史記 / 張儀列伝
秦武王元年、群臣日夜惡張儀未已、而齊讓又至。張儀懼誅、乃謂秦武王曰、儀有愚計、願效之。今聞齊王甚憎儀、儀之所在、必興師伐之。故儀願乞其不肖之身之梁、齊必興師伐梁。梁齊之兵連於城下而不能相去、王以其閒伐韓、入三川、挾天子、此王業也。秦王以為然、乃具革車三十乘、入儀之梁。齊果興師伐之。梁哀王恐。張儀曰、王勿患也、請令罷齊兵。乃使其舍人馮喜之楚、借使之齊、謂齊王曰、王甚憎張儀、雖然、亦厚矣王之託儀於秦也。今儀入梁、王果伐之、是王內罷國而外伐與國、而信儀於秦王也。齊王曰、善。乃使解兵。張儀相魏一歲、卒於魏也。
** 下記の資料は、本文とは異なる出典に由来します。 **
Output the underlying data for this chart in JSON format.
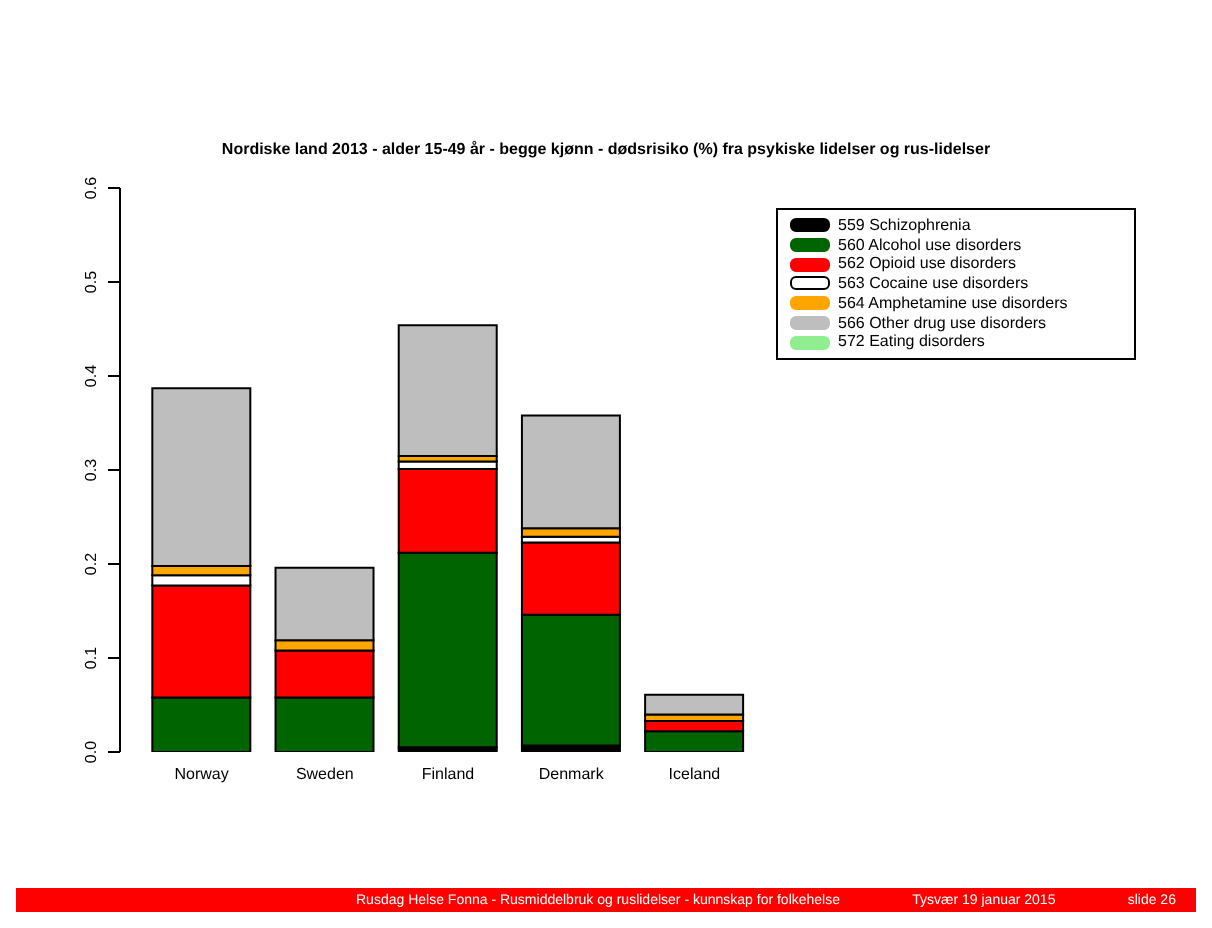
{
  "chart_data": {
    "type": "bar",
    "stacked": true,
    "title": "Nordiske land 2013 - alder 15-49 år - begge kjønn - dødsrisiko (%) fra psykiske lidelser og rus-lidelser",
    "categories": [
      "Norway",
      "Sweden",
      "Finland",
      "Denmark",
      "Iceland"
    ],
    "series": [
      {
        "name": "559 Schizophrenia",
        "color": "#000000",
        "values": [
          null,
          null,
          0.005,
          0.007,
          null
        ]
      },
      {
        "name": "560 Alcohol use disorders",
        "color": "#006400",
        "values": [
          0.058,
          0.058,
          0.207,
          0.139,
          0.022
        ]
      },
      {
        "name": "562 Opioid use disorders",
        "color": "#ff0000",
        "values": [
          0.119,
          0.05,
          0.089,
          0.077,
          0.011
        ]
      },
      {
        "name": "563 Cocaine use disorders",
        "color": "#ffffff",
        "values": [
          0.011,
          null,
          0.008,
          0.006,
          null
        ]
      },
      {
        "name": "564 Amphetamine use disorders",
        "color": "#ffa500",
        "values": [
          0.01,
          0.011,
          0.006,
          0.009,
          0.007
        ]
      },
      {
        "name": "566 Other drug use disorders",
        "color": "#bebebe",
        "values": [
          0.189,
          0.077,
          0.139,
          0.12,
          0.021
        ]
      },
      {
        "name": "572 Eating disorders",
        "color": "#90ee90",
        "values": [
          0,
          0,
          0,
          0,
          0
        ]
      }
    ],
    "ylim": [
      0,
      0.6
    ],
    "yticks": [
      {
        "value": 0,
        "label": "0.0"
      },
      0.1,
      0.2,
      0.3,
      0.4,
      0.5,
      0.6
    ],
    "grid": false,
    "legend": "top right",
    "annotations": [
      "Rusdag Helse Fonna - Rusmiddelbruk og ruslidelser - kunnskap for folkehelse",
      "Tysvær 19 januar 2015",
      "slide 26"
    ]
  }
}
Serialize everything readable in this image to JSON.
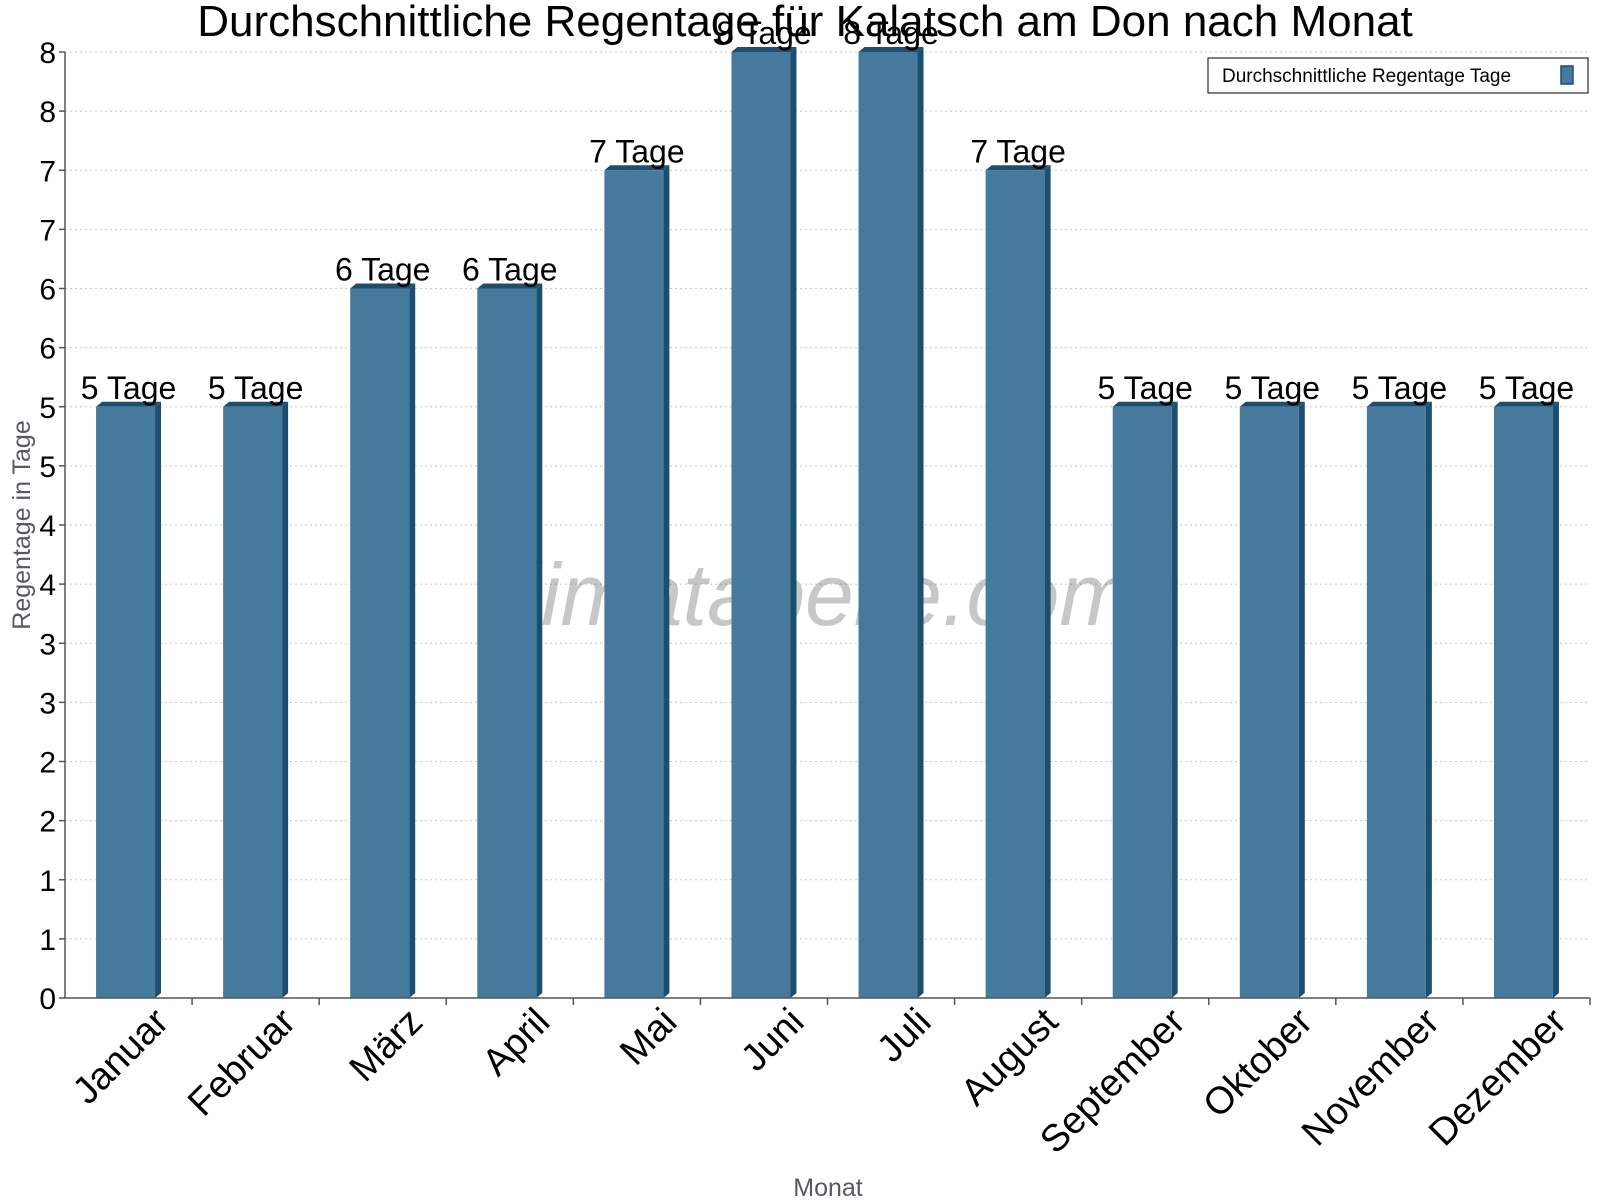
{
  "chart_data": {
    "type": "bar",
    "title": "Durchschnittliche Regentage für Kalatsch am Don nach Monat",
    "xlabel": "Monat",
    "ylabel": "Regentage in Tage",
    "categories": [
      "Januar",
      "Februar",
      "März",
      "April",
      "Mai",
      "Juni",
      "Juli",
      "August",
      "September",
      "Oktober",
      "November",
      "Dezember"
    ],
    "series": [
      {
        "name": "Durchschnittliche Regentage Tage",
        "values": [
          5,
          5,
          6,
          6,
          7,
          8,
          8,
          7,
          5,
          5,
          5,
          5
        ],
        "labels": [
          "5 Tage",
          "5 Tage",
          "6 Tage",
          "6 Tage",
          "7 Tage",
          "8 Tage",
          "8 Tage",
          "7 Tage",
          "5 Tage",
          "5 Tage",
          "5 Tage",
          "5 Tage"
        ]
      }
    ],
    "ylim": [
      0,
      8
    ],
    "yticks": [
      0,
      0.5,
      1,
      1.5,
      2,
      2.5,
      3,
      3.5,
      4,
      4.5,
      5,
      5.5,
      6,
      6.5,
      7,
      7.5,
      8
    ],
    "ytick_labels": [
      "0",
      "1",
      "1",
      "2",
      "2",
      "3",
      "3",
      "4",
      "4",
      "5",
      "5",
      "6",
      "6",
      "7",
      "7",
      "8",
      "8"
    ],
    "grid": true,
    "legend_position": "top-right",
    "watermark": "klimatabelle.com",
    "colors": {
      "bar": "#467a9c",
      "bar_side": "#1d4e70",
      "bar_top": "#1d4e70"
    }
  }
}
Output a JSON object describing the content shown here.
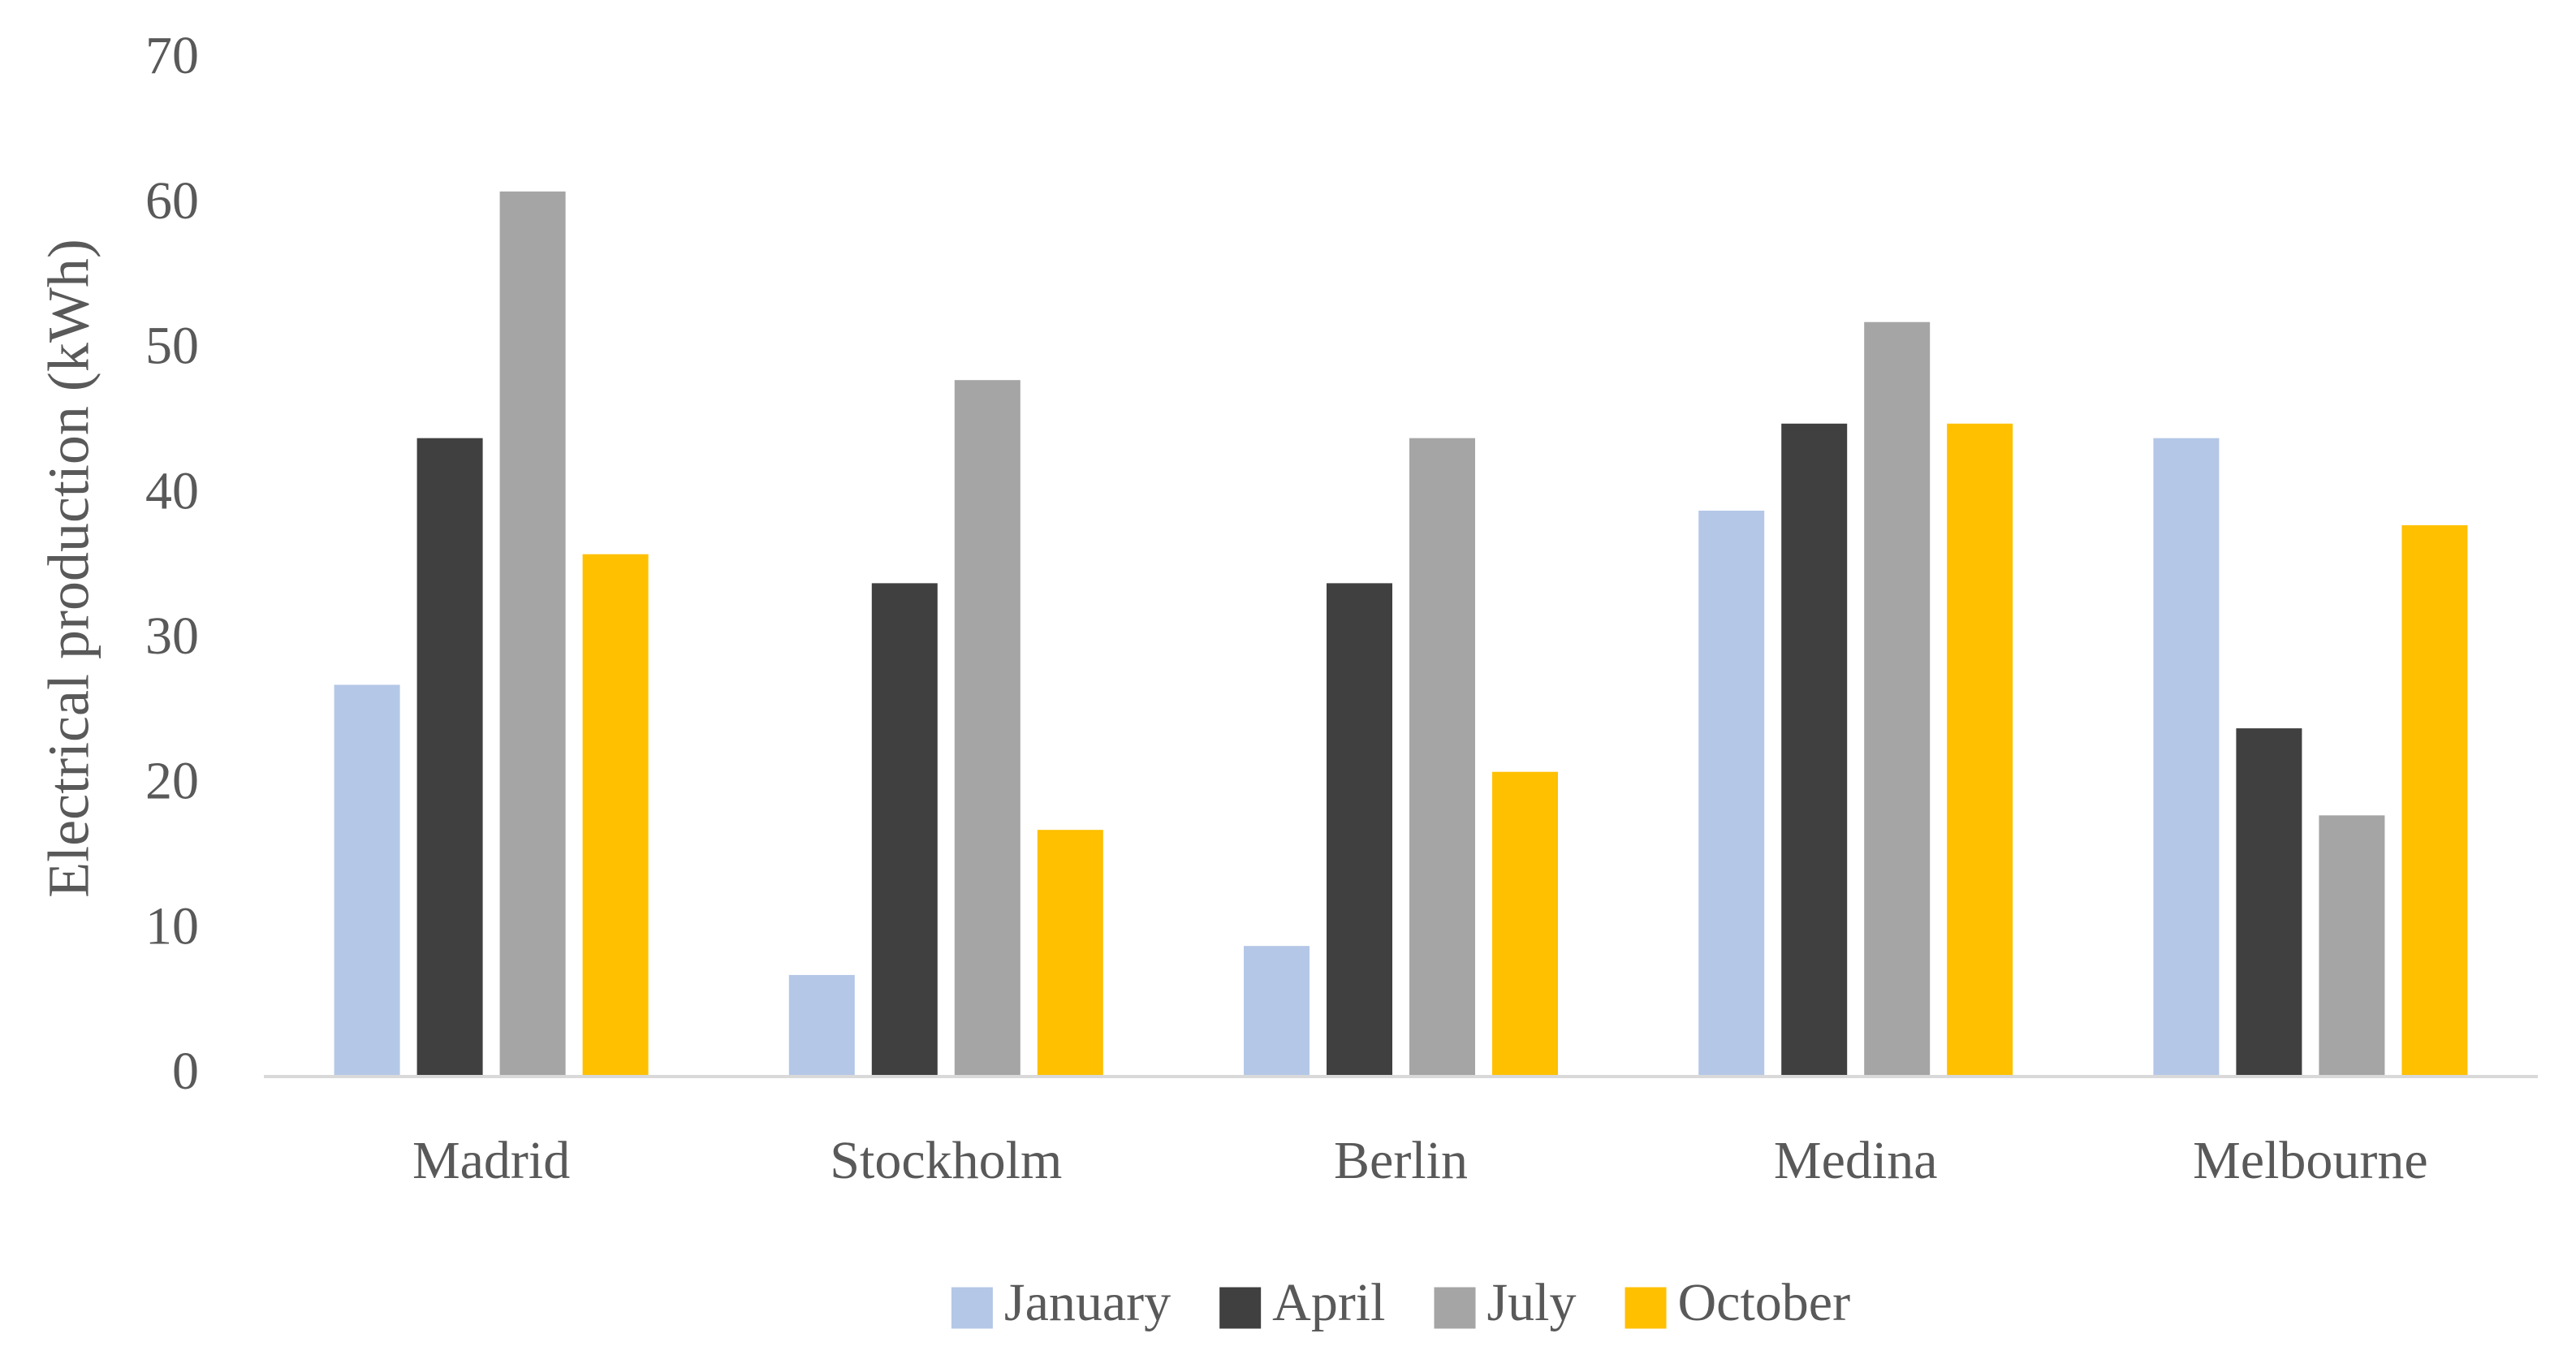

新字:秦武王元年、群臣日夜悪張儀未已、而斉譲又至。張儀懼誅、乃謂秦武王曰、儀有愚計、願効之。今聞斉王甚憎儀、儀之所在、必興師伐之。故儀願乞其不肖之身之梁、斉必興師伐梁。梁斉之兵連於城下而不能相去、王以其閒伐韓、入三川、挟天子、此王業也。秦王以為然、乃具革車三十乗、入儀之梁。斉果興師伐之。梁哀王恐。張儀曰、王勿患也、請令罷斉兵。乃使其舎人馮喜之楚、借使之斉、謂斉王曰、王甚憎張儀、雖然、亦厚矣王之託儀於秦也。今儀入梁、王果伐之、是王内罷国而外伐与国、而信儀於秦王也。斉王曰、善。乃使解兵。張儀相魏一歳、卒於魏也。
書き下し
秦の武王元年、群臣日夜張儀を悪みて未だ已まず、而して斉の讓(せめ)又至る。張儀誅せられんことを懼れ、乃ち秦の武王に謂ひて曰く、「儀に愚計有り、願はくは之を効さん。今聞くならく斉王甚だ儀を憎む、儀の在る所、必ず師を興して之を伐たん。故に儀願はくは其の不肖の身を乞ひて梁に之かん、斉必ず師を興して梁を伐たん。梁斉の兵城下に連なりて相ひ去る能はず、王其の間を以て韓を伐ち、三川に入り、天子を挟む、此れ王業なり」と。秦王以て然りと為し、乃ち革車三十乗を具へ、儀を梁に入らしむ。斉果たして師を興して之を伐つ。梁の哀王恐る。張儀曰く、「王患ふる勿かれ、請ふ斉兵を罷めしめん」と。乃ち其の舍人馮喜をして楚に之かしめ、借りて斉に使ひせしめ、斉王に謂ひて曰く、「王甚だ張儀を憎む、然りと雖も、亦た厚しや王の儀を秦に託するや。今儀梁に入り、王果たして之を伐つは、是れ王内に国を罷せしめて外に与国を伐ち、而して儀を秦王に信ぜしむるなり」と。斉王曰く、「善し」と。乃ち兵を解かしむ。張儀魏に相たること一歳、魏に卒す。
現代語訳
秦の武王元年、群臣は日夜、張儀を悪く言ってやまず、そのうえ斉からの非難まで届いた。張儀は誅殺されるのを恐れ、秦の武王に言った。「私に愚かながら一計があります。どうか申し上げさせてください。今聞くところでは、斉王はたいそう私を憎んでいる。私がいる国には、必ず軍を起こして攻め込んでくるでしょう。ですから私は、この不肖の身をもって魏へ参りたい。そうすれば斉は必ず軍を起こして魏を討ちます。魏と斉の兵が城下で対峙して離れられなくなったところで、王はその隙に韓を討ち、三川に入って天子を擁されるがよい。これこそ王者の業です」。秦王はもっともだと考え、革張りの車三十乗を整えて張儀を魏へ送り込んだ。斉は果たして軍を起こして魏を攻めた。魏の哀王は恐れた。張儀は言った。「王よ、ご心配なさいますな。斉の兵は引き揚げさせてみせましょう」。そして家臣の馮喜を楚へやり、楚の使者という名目で斉へ行かせ、斉王に言わせた。「王はたいそう張儀を憎んでおられる。しかしそれにしては、張儀を秦に託されるやり方は、ずいぶん彼に手厚いことですな。今、張儀が魏に入り、王が果たしてこれを攻める。これは王が国内では国力を疲弊させ、国外では同盟国を攻め、そのうえ張儀を秦王に信用させてやるようなものです」。斉王は「なるほど」と言い、兵を引き揚げさせた。張儀は魏の宰相となって一年、魏で没した。